Fig. depicts an archery target marked with its five scoring regions from the centre outwards as $Gold, Red, Blue, Black$ and $White.$ The $diameter$ of the region representing Gold score is $21\, cm$ and each of the other bands is $10.5 \,cm$ wide. Find the area of each of the five scoring regions. [use $\pi=\frac{22}{7}$]

(N/A) Radius $(r_1)$ of the gold region (i.e.,$1^{st}$ circle) $= \frac{21}{2} = 10.5\, cm$.
Given that each circle is $10.5\, cm$ wider than the previous circle.
Therefore,radius $(r_2)$ of the $2^{nd}$ circle $= 10.5 + 10.5 = 21\, cm$.
Radius $(r_3)$ of the $3^{rd}$ circle $= 21 + 10.5 = 31.5\, cm$.
Radius $(r_4)$ of the $4^{th}$ circle $= 31.5 + 10.5 = 42\, cm$.
Radius $(r_5)$ of the $5^{th}$ circle $= 42 + 10.5 = 52.5\, cm$.
Area of gold region $= \pi r_1^2 = \frac{22}{7} \times (10.5)^2 = 346.5\, cm^2$.
Area of red region $= \pi r_2^2 - \pi r_1^2 = \frac{22}{7} \times (21^2 - 10.5^2) = 1039.5\, cm^2$.
Area of blue region $= \pi r_3^2 - \pi r_2^2 = \frac{22}{7} \times (31.5^2 - 21^2) = 1732.5\, cm^2$.
Area of black region $= \pi r_4^2 - \pi r_3^2 = \frac{22}{7} \times (42^2 - 31.5^2) = 2425.5\, cm^2$.

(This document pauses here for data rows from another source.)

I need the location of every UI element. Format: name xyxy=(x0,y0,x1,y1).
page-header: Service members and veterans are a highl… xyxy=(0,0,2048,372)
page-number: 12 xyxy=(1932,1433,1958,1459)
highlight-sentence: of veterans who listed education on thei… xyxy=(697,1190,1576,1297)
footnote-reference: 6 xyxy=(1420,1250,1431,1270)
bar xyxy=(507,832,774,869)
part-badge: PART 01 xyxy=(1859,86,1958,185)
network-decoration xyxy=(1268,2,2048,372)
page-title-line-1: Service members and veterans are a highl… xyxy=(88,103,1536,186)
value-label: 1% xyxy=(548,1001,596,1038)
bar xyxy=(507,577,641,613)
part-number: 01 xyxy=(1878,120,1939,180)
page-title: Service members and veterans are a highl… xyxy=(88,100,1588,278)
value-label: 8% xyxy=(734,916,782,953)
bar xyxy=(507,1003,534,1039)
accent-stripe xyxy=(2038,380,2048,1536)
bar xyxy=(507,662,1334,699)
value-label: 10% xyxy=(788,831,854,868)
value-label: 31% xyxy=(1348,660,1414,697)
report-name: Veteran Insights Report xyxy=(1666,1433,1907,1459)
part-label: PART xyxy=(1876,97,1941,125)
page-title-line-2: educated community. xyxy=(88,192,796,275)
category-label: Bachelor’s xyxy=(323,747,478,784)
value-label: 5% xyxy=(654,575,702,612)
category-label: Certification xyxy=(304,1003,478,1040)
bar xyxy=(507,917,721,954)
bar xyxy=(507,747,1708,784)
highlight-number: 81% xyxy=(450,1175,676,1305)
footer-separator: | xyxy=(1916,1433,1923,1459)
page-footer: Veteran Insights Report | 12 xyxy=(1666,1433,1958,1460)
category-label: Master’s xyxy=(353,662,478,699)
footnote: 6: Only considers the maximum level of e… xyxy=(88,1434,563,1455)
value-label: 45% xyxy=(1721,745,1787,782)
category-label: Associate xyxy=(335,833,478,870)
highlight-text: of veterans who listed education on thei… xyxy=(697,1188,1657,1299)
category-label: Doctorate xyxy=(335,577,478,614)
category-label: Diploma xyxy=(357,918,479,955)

Area of white region $= \pi r_5^2 - \pi r_4^2 = \frac{22}{7} \times (52.5^2 - 42^2) = 3118.5\, cm^2$.
Thus,the areas of the $Gold, Red, Blue, Black,$ and $White$ regions are $346.5\, cm^2, 1039.5\, cm^2, 1732.5\, cm^2, 2425.5\, cm^2,$ and $3118.5\, cm^2$ respectively.